Originally Posted By: SteveSRT8
Personally i don't like the Rube Goldberg complexity of the thing with multiple points of failure added to BOTH the cooling system and the oiling system.
A nice flat plate cooler up front and a sandwich adapter is very simple to install.
I think the factory likes the oil-to-water heat exchange because the water actually heats the oil under mild driving conditions, helping to make the engine temp more uniform and get the oil up to working temp more quickly. Reverse-flow cooling ala GM LSx engines evens the block/head temperature, so does use of a return-side thermostat and high bypass flow rate that Ford and Chrysler both use now. But neither of those alone gets the oil up to operating temp quickly under light loading. An oil-to-coolant heat exchanger lets the coolant heat the oil under light loading, and lets the oil shed heat to the coolant under heavy loading.
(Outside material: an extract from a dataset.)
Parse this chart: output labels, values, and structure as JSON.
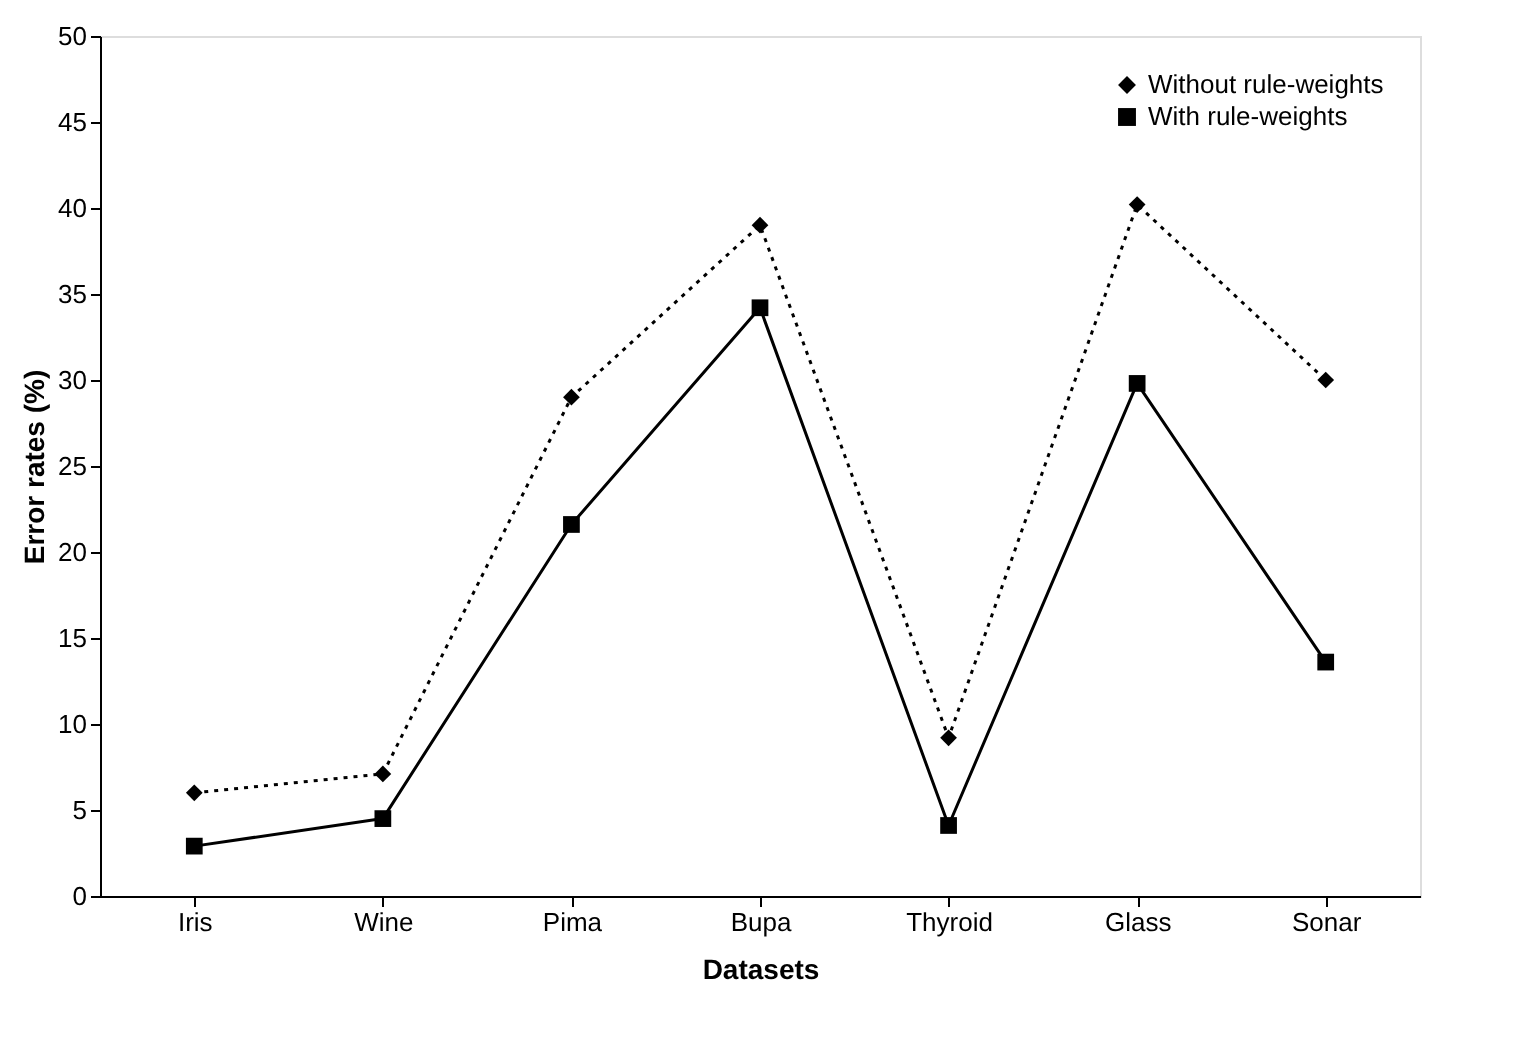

The things that struck me most about my SRT-8 oil temp when I first got the are are: a) its pretty high all the time- always over 220F, and b) its very constant, rarely swinging more than 10 degrees F between light cruising in cold weather to hard driving in hot weather. The highest I've seen for more than a few minutes at a time is 235F (but I haven't tracked the car yet ;-). The lowest I've ever seen sustained is about 215F in moderate cruising last winter.
IMO the factory cooler design does a decent job of minimizing failure points for the oil side by not routing any oil through flexible hoses. The coolant comes to the "sandwich" heat exchanger at the oil filter base, the oil never leaves it. In contrast, a plate cooler runs high pressure oil through flexible hoses out to the front of the car and back.
The factory layout does add complexity for the coolant- two more rubber hoses to bring coolant over to the oil filter base and then return it to the water pump. And there's the (unlikely) possibility of cross-contamination if the cooler fails.